Recent progress made in the understanding of the structure and function of G-protein coupled receptors (GPCRs) points to compelling biophysical and crystallographic evidence for distinct conformational changes of the prototypical family member bovine rhodopsin/opsin upon illumination. To investigate possible activation pathways of bovine rhodopsin from an early inactive intermediate (lumirhodopsin) produced by the cis-trans photoisomerization of its retinal chromophore to an activated ligand-bound opsin-like conformation of the protein, we carried out several independent biased molecular dynamics simulations of the receptor in an explicit dipalmitoylphosphatidylcholine (DPPC) membrane bilayer.
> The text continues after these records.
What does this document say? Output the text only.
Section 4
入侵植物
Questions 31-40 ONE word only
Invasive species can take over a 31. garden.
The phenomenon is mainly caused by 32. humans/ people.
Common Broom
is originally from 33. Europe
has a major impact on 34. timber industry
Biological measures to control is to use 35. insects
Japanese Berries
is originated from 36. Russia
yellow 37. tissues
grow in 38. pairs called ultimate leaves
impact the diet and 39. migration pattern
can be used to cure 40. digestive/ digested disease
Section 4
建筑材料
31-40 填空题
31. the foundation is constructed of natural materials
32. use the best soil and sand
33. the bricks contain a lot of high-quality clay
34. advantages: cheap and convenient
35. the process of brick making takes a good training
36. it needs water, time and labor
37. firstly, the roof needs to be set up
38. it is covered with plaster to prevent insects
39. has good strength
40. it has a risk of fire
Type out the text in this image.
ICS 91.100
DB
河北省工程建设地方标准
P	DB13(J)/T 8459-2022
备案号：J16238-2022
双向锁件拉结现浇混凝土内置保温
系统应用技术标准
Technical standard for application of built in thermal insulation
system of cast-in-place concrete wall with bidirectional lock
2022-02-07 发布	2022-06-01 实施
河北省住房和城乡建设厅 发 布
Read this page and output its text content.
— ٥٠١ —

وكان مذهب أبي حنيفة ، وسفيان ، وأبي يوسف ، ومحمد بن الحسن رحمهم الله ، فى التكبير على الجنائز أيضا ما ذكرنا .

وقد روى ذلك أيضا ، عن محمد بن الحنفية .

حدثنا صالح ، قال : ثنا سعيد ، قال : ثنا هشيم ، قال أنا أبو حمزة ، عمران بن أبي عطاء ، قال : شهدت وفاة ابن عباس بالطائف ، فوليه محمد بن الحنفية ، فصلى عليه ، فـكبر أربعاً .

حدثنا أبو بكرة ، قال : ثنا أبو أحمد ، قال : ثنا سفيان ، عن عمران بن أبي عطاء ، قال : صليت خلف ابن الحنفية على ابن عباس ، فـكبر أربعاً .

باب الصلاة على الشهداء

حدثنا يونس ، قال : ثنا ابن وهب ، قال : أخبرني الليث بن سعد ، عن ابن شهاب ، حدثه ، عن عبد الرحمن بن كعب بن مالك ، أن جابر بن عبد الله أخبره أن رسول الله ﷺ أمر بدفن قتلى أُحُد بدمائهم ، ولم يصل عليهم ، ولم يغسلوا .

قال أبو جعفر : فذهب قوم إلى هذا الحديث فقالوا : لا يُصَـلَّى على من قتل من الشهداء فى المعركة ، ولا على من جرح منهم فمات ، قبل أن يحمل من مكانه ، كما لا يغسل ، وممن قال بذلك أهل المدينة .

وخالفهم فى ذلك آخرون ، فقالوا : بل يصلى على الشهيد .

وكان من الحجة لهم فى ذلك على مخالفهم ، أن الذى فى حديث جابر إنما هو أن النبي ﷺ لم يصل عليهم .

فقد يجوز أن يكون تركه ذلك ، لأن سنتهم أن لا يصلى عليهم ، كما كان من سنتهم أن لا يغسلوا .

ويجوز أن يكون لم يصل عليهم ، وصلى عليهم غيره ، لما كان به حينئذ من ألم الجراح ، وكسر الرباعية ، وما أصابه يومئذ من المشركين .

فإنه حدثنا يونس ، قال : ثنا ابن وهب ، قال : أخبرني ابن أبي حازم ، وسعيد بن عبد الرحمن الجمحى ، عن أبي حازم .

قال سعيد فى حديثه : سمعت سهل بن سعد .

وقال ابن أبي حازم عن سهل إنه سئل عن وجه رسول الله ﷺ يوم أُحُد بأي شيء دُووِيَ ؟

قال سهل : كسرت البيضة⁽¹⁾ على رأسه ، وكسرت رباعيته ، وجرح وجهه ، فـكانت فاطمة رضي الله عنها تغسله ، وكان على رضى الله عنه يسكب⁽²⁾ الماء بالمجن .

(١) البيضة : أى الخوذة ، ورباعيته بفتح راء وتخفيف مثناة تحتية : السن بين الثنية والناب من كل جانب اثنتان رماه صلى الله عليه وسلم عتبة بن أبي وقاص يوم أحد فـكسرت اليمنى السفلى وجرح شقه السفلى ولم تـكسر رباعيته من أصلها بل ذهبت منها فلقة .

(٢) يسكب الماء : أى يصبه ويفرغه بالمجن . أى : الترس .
The simulations revealed significantly different activation pathways between inactive and opsin-like activated forms of bovine rhodopsin, whose thermodynamic behavior was evaluated by metadynamics using as reaction coordinates both the position along the identified representative pathways, and the distance from them. The results point to three common metastable states that are likely to correspond to a photoactivated deprotonated Meta I-380/Meta IIa, and two different Meta IIb-like intermediates of bovine rhodopsin. Inferences from these molecular models are expected to shed new light into mechanisms of allosteric modulation of rhodopsin function.